Brussels’ response to Trump’s announcement of a 20 percent blanket tariff on the EU—coupled with a 25 percent tariff on steel and aluminum and on autos—has been sharp and clear, but only rhetorical to date. Von der Leyen strongly criticized the imposition of tariffs and pledged that Europe would remain united. She offered negotiations but also made clear that the EU was preparing retaliation. French President Emmanuel Macron has called on EU businesses to stop investing in the United States. Italian Prime Minister Giorgia Meloni, often portrayed as an ally of Trump, called the tariffs “wrong” and called for efforts to avoid a trade war. Irish Prime Minister Micheál Martin, said, “We see no justification for this.” Many other European leaders have also criticized the tariffs during this first twenty-four hours—although a few, such as Hungarian Prime Minister Viktor Orbán or Slovak President Robert Fico, have remained silent.

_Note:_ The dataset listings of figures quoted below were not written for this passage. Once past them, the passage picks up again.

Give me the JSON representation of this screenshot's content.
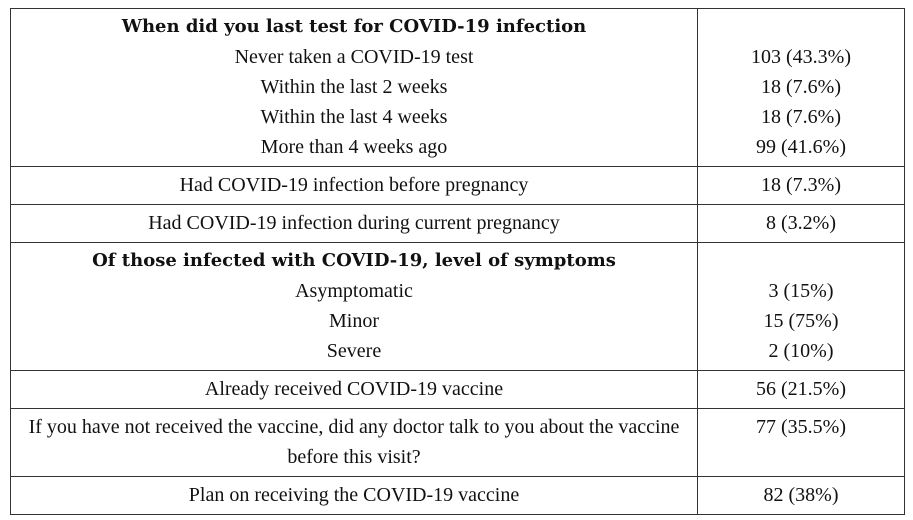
{
  "table": {
    "sections": [
      {
        "heading": "When did you last test for COVID-19 infection",
        "items": [
          {
            "label": "Never taken a COVID-19 test",
            "value": "103 (43.3%)"
          },
          {
            "label": "Within the last 2 weeks",
            "value": "18 (7.6%)"
          },
          {
            "label": "Within the last 4 weeks",
            "value": "18 (7.6%)"
          },
          {
            "label": "More than 4 weeks ago",
            "value": "99 (41.6%)"
          }
        ]
      },
      {
        "items": [
          {
            "label": "Had COVID-19 infection before pregnancy",
            "value": "18 (7.3%)"
          }
        ]
      },
      {
        "items": [
          {
            "label": "Had COVID-19 infection during current pregnancy",
            "value": "8 (3.2%)"
          }
        ]
      },
      {
        "heading": "Of those infected with COVID-19, level of symptoms",
        "items": [
          {
            "label": "Asymptomatic",
            "value": "3 (15%)"
          },
          {
            "label": "Minor",
            "value": "15 (75%)"
          },
          {
            "label": "Severe",
            "value": "2 (10%)"
          }
        ]
      },
      {
        "items": [
          {
            "label": "Already received COVID-19 vaccine",
            "value": "56 (21.5%)"
          }
        ]
      },
      {
        "items": [
          {
            "label": "If you have not received the vaccine, did any doctor talk to you about the vaccine before this visit?",
            "value": "77 (35.5%)"
          }
        ]
      },
      {
        "items": [
          {
            "label": "Plan on receiving the COVID-19 vaccine",
            "value": "82 (38%)"
          }
        ]
      }
    ]
  }
}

But the EU has not yet been specific about how it might retaliate, and there probably will not be much clarity for a week or two. As a first step, the EU is likely to lift the suspension of its earlier retaliatory tariffs on US steel and aluminum. (Legally, the suspension already expired on March 31.) The European Commission has already pledged to add to those retaliatory measures, since the Trump administration increased the duty on aluminum from 10 percent to 25 percent and expanded the scope of products covered. The EU will also consider how to respond to the 25 percent car tariff and the blanket 20 percent tariff on all EU exports to the United States.
The EU could potentially respond using its new anti-coercion instrument, which allows for a broader range of retaliatory measures, including restrictions on intellectual property and procurement. But whatever it chooses to do, the EU process requires consultations between the European Commission and EU member states, and also with stakeholders. Even though this decision will not require unanimity, but rather a qualified majority vote, it is likely to require a week or two for a consensus to develop among the member states on specific actions, and then another week or two to formalize the decision, before it can be implemented.
— @FranBurwell is a distinguished fellow at the Atlantic Council’s Europe Center.